– Если бы он сейчас выходил, от нас бы мало что оставалось, – лениво промолвил Ганс. – Хорошо кричит. Смотрите, сейчас я его буду укрощать, когда он немножко перестанет.
Крик смолк на секунду, и с губ Ганса сорвалось змеиное шипение, настолько натуральное, что я чуть не вскочил. Протяжный леденящий звук скользнул по палубе, и тряска прутьев прекратилась. Орангутанг дрожал, вне себя от ужаса.
– Я его остановил, – сказал Ганс. – Я научился этот фокус в Могун Танджунге, когда ловил маленькие обезьянки для Берлина. Все на свете боятся обезьянок, кроме змеи. Вот я играю змея против обезьянки, и она совсем замирает. В его Космосе было слишком много Эго. Это есть душевный обычай обезьян. Вы спите или вы хотите послушать, и тогда я вам расскажу история, такая, что вы не поверите?
– Нет такой истории на свете, которой бы я не поверил, – ответил я.
– Если вы научились верить, вы уже кое-чему научились в жизни. Так вот, я сделаю испытание для вашей веры. Хорошо! Когда я эти маленькие обезьянки собирал – это было в семьдесят девятом или восьмидесятом году на островах Архипелага, вон там, где темно. – он показал на юг, примерно в сторону Новой Гвинеи. – Майн готт! Лучше живые черти собирать, чем эти обезьянки. То они откусывают ваши пальцы, то умирают от ностальгия – тоска по родине, – потому что они имеют несовершенная душа, которая остановилась развиваться на полпути, и – слишком много Эго. Я был там почти год и там встречался с человеком по имени Бертран. Он был француз и хороший человек, натуралист до мозга костей. Говорили, что он есть беглый каторжник, но он был натуралист, и этого с меня довольно. Он вызывал из леса все живые твари, и они выходили. Я говорил, что он есть святой Франциск Ассизский, произведенный в новое воплощение, а он смеялся и говорил, что никогда не проповедовал рыбам. Он продавал их за трепанг – bêche-dе-mer.
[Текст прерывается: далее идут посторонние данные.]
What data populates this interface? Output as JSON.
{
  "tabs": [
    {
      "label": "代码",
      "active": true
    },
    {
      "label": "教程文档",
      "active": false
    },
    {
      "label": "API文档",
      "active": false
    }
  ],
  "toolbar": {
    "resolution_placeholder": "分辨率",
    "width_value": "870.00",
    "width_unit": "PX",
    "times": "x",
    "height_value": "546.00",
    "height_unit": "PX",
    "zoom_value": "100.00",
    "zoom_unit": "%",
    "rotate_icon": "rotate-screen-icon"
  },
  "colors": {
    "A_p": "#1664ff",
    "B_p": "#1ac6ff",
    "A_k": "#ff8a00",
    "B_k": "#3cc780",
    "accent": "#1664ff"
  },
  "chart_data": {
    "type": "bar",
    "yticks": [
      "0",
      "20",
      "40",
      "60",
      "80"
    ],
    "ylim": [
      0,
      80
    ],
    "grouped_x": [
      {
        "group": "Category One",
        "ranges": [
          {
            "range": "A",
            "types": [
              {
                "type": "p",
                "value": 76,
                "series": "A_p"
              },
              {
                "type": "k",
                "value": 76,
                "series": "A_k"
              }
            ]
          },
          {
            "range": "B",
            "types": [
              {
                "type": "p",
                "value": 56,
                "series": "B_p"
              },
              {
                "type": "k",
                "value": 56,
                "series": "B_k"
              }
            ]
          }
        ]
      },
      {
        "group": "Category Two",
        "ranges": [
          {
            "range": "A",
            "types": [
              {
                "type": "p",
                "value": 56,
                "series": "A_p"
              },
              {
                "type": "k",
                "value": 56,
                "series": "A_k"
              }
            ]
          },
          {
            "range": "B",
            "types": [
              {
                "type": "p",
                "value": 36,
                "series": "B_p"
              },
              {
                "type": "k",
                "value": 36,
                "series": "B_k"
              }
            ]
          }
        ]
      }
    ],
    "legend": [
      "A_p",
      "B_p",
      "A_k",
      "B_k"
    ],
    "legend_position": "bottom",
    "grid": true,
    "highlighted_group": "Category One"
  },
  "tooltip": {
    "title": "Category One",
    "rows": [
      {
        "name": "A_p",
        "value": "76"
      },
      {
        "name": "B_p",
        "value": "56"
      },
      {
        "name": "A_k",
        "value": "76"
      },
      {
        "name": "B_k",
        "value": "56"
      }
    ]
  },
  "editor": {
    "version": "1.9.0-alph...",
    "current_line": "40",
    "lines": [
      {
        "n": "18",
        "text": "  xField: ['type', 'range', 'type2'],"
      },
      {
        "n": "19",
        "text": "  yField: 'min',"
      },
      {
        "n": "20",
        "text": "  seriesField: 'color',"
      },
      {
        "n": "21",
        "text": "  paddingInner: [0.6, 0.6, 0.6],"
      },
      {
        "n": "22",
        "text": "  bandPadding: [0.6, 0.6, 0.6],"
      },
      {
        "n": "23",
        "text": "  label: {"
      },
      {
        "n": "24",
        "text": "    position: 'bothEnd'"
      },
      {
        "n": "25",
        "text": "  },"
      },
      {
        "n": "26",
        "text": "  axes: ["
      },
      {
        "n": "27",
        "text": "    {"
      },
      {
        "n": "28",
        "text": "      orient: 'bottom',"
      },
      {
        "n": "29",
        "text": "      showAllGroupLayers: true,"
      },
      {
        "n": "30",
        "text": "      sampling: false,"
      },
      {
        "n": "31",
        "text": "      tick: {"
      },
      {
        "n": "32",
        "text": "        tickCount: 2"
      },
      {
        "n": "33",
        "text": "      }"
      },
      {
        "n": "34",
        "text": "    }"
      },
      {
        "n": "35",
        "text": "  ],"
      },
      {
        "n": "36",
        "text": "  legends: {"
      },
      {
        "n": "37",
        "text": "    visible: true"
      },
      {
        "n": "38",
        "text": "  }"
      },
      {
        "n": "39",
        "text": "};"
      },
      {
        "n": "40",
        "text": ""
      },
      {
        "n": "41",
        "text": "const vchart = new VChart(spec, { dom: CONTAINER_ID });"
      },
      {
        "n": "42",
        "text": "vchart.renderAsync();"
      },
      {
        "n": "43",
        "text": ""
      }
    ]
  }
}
И этот человек, который был король укротителей, он имел в своем доме вот такой в точности, как этот животный дьявол в клетке, большой орангутанг, который думал, что он есть человек. Он его нашел, когда он был дитя – этот орангутанг, – и он был дитя и брат и комише опера для Бертрана. Он имел в его доме собственная комната, не клетка – комната, с кровать и простыни, и он ложился в кровать, и вставал утром, и курил своя сигара, и кушал свой обед с Бертраном, и гулял с ним под ручку – это было совсем ужасно. Герр готт! Я видел, как этот зверь разваливался в кресле и хохотал, когда Бертран надо мной подшучивал. Он был не зверь, он был человек: он говорил с Бертраном, и Бертран его понимал – я сам это видел. И он всегда был вежливый со мной, если только я не слишком долго говорил с Бертраном, но ничего не говорил с ним. Тогда он меня оттаскивал – большой черный дьявол – своими громадными лапами, как будто я был дитя. Он был не зверь: он был человек. Я это понимал прежде, чем был знаком с ним три месяца, – и Бертран тоже понимал; а Бими, орангутанг со своей сигарой в волчьих зубах с синие десны, понимал нас обоих.